Sans doute, on serait mal fondé à prolonger jusqu'à la majorité civile le cours de la présomption favorable. Il est évident que l'intelligence du bien et du mal se développe dans l'homme avant qu'il ait acquis la capacité nécessaire pour gérer ses affaires. Aussi ne s'agit-il pas de reporter à vingt-un ans la limite fixée aujourd'hui à seize; mais entre ces deux époques serait-il donc impossible de tracer une ligne nouvelle, d'essayer une distinction?
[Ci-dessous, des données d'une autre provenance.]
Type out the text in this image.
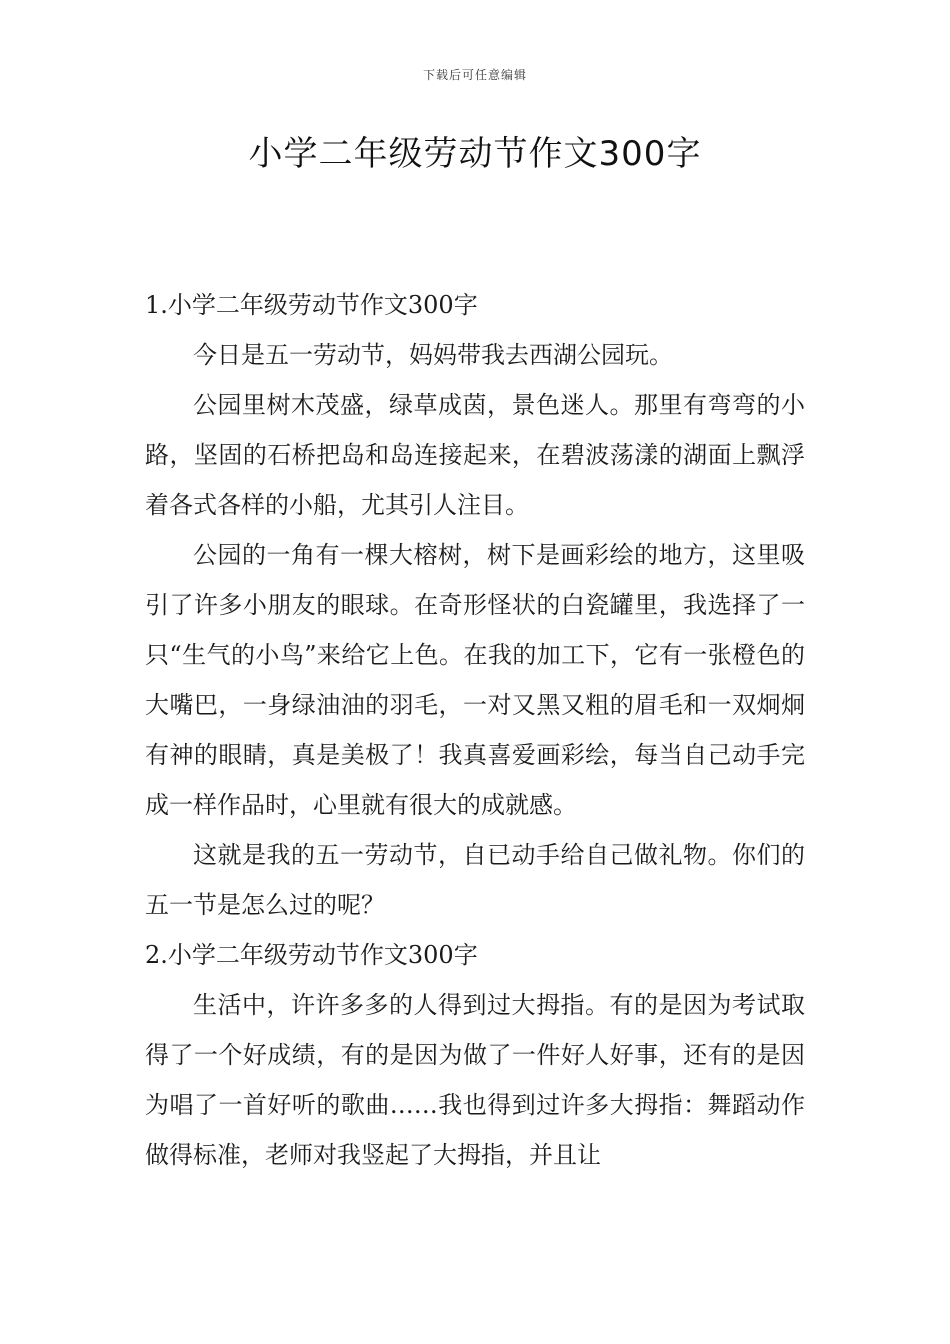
下载后可任意编辑
小学二年级劳动节作文300字

1.小学二年级劳动节作文300字

今日是五一劳动节，妈妈带我去西湖公园玩。

公园里树木茂盛，绿草成茵，景色迷人。那里有弯弯的小路，坚固的石桥把岛和岛连接起来，在碧波荡漾的湖面上飘浮着各式各样的小船，尤其引人注目。

公园的一角有一棵大榕树，树下是画彩绘的地方，这里吸引了许多小朋友的眼球。在奇形怪状的白瓷罐里，我选择了一只“生气的小鸟”来给它上色。在我的加工下，它有一张橙色的大嘴巴，一身绿油油的羽毛，一对又黑又粗的眉毛和一双炯炯有神的眼睛，真是美极了！我真喜爱画彩绘，每当自己动手完成一样作品时，心里就有很大的成就感。

这就是我的五一劳动节，自已动手给自己做礼物。你们的五一节是怎么过的呢？

2.小学二年级劳动节作文300字

生活中，许许多多的人得到过大拇指。有的是因为考试取得了一个好成绩，有的是因为做了一件好人好事，还有的是因为唱了一首好听的歌曲……我也得到过许多大拇指：舞蹈动作做得标准，老师对我竖起了大拇指，并且让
Remarquons, en premier lieu, que nous sommes loin de vouloir écarter de la tête des jeunes accusés le châtiment qu'ils ont mérité ; il ne s'agit que de continuer, pendant une ou deux années de plus, la présomption favorable qui ne les accompagne que jusqu'à seize ans. Or, rendons-nous compte, d'après nos propres observations, de la situation morale d'un jeune homme de cet âge; il a, sans doute, l'intelligence de ses actions, il a la conscience du bien et du mal, il comprend les faits auxquels il se livre, il est doué d'une raison assez puissante pour s'en abstenir. Mais ce discernement, tel qu'on veuille le supposer, c'est celui d'un âge inexpérimenté, et non d'un àge mûr. Ne faut-il pas faire une part à la jeunesse pour l'emportement avec lequel elle conçoit ses projets, pour la légèreté avec laquelle elle les exécute? Pense-t-on qu'à l'âge de seize ans la raison soit toujours assez froide, l'imagination assez maitrisée, l'esprit assez lucide, non pour comprendre le crime, mais pour en calculer les suites et les périls? Donnons done à cette fougue, à cette impatience, à ces passions qui trop souvent à cet âge voilent l'intelligence et étouffent la voix de la conscience, non l'impunite, mais une peine moins rigoureuse; cherchons-y, non la justification du crime, mais l'excuse qui l'atténue.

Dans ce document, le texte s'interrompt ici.